6. No secret values committed or read.

## Cross-Cutting Observations

- Current access is mostly key-based SSH plus remote service env files.
- Secrets are documented by location and purpose, not value.
- Vaultwarden/Bitwarden looks like the practical first central vault for human/admin secrets.
- SSH certificates/OpenBao look like stronger future mechanisms for short-lived automated access but are probably not MVP.
- A Proxmox-hosted Vaultwarden LXC/VM is plausible, but backup/restore and recovery design should come before deployment.
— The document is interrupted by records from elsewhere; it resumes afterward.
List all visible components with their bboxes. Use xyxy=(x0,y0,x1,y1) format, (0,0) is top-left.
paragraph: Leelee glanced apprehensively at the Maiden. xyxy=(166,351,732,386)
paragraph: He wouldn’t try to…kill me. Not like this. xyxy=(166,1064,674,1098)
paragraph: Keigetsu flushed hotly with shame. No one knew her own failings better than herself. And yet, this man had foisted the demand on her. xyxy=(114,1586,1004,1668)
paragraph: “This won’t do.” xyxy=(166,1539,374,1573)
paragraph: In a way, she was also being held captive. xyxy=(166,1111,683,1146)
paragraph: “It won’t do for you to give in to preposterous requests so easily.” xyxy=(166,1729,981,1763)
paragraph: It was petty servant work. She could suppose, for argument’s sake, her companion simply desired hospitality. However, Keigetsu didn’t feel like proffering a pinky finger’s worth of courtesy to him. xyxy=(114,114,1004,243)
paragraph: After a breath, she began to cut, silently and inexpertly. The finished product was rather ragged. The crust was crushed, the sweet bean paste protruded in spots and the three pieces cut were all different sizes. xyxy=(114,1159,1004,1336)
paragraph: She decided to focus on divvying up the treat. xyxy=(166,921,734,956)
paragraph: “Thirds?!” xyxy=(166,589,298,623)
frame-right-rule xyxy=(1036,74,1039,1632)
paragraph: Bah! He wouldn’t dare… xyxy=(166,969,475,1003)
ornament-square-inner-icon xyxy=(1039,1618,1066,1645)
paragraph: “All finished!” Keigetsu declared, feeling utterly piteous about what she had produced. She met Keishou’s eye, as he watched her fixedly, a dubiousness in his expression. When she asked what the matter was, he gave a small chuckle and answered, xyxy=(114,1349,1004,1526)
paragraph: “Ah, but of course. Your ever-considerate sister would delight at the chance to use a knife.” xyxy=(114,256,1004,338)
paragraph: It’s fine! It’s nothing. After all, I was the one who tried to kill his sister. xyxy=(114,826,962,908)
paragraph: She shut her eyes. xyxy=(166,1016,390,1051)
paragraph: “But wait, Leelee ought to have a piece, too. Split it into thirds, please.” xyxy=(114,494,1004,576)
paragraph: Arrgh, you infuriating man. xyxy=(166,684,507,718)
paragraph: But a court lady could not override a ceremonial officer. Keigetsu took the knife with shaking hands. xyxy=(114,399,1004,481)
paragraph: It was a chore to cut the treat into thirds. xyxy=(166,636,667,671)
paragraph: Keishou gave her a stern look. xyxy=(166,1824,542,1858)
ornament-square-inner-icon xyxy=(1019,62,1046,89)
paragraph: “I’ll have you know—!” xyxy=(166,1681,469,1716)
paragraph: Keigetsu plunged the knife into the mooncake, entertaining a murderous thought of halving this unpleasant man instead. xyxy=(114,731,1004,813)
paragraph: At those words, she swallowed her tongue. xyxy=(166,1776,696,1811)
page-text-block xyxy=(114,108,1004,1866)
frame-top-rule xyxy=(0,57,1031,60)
## Proxmox API Discovery Notes — 2026-06-05

Read-only API probe using `.tokens/proxmox.env` succeeded for authentication after token correction. After permissions were adjusted, discovery succeeded.

Facts discovered:
- Proxmox host: `192.168.0.88`
- Version: `9.1.6`, release `9.1`
- Node: `buntbox01`, online
- Node hardware visible through API:
  - CPU: Intel Core i5-8500, 6 cores
  - RAM: ~33.4 GB total, ~19.4 GB used at discovery time
  - Root filesystem: ~100.9 GB total, ~10.5 GB used
- Existing LXC containers:
  - `100` — `yams`, running, 2 CPUs, 4 GB max memory, ~30 GB disk
  - `101` — `AMP`, running, 4 CPUs, ~32 GB max memory, ~210 GB disk
- Existing QEMU VMs: none visible.
- Pool: `pooly`.
- Network:
  - Physical interface `eno1`
  - Bridge `vmbr0`, static `192.168.0.88/24`, gateway `192.168.0.1`, bridge port `eno1`
- Storage:
  - `local-lvm`: content `rootdir,images`, ~374.5 GB total, ~223.6 GB used, ~150.9 GB available
  - `local`: content `iso,vztmpl,backup`, ~100.9 GB total, ~10.5 GB used, ~85.1 GB available
  - `m1`: content `images`, ~2.95 TB total, ~812 GB used, ~2.14 TB available
  - `m2`: content `images`, ~100.9 GB total, ~10.5 GB used, ~85.1 GB available
  - `m3`: content `images`, ~100.9 GB total, ~10.5 GB used, ~85.1 GB available
- Available local templates/ISO:
  - `local:vztmpl/debian-12-standard_12.12-1_amd64.tar.zst`
  - `local:vztmpl/debian-13-standard_13.1-2_amd64.tar.zst`
  - `local:vztmpl/ubuntu-24.04-standard_24.04-2_amd64.tar.zst`
  - `local:iso/openmediavault_7.4.17-amd64.iso`

Permission note:
- The current token now has broad privileges visible at `/`, including VM allocation/config/power/snapshot, datastore allocation, sys modify/power, and permissions/user modification.
- This is sufficient for implementation, but broader than ideal long-term. After bootstrap, permissions should be reduced or the token revoked/replaced with narrower operational tokens.

Implication:
- Discovery now supports planning a disposable LXC pilot using the available Debian/Ubuntu templates, `vmbr0`, and one of the available storages.
- A dedicated Vaultwarden VM still needs either an ISO/cloud-init image strategy or agreement to deploy as LXC despite the safer-VM preference; currently visible VM ISO inventory does not include a Debian/Ubuntu server ISO.

## Open Areas

- Storage pools, bridges, templates/ISOs, and existing VMID/CTID usage are not discoverable with the current token permissions.
- Whether Proxmox backup storage is already configured and reliable remains unknown.
- Whether the first pilot target should be VM or LXC is chosen as disposable Debian/Ubuntu, but concrete Proxmox allocation details are still needed.
- Assistant direct vault access is deferred to a later authorization/security design.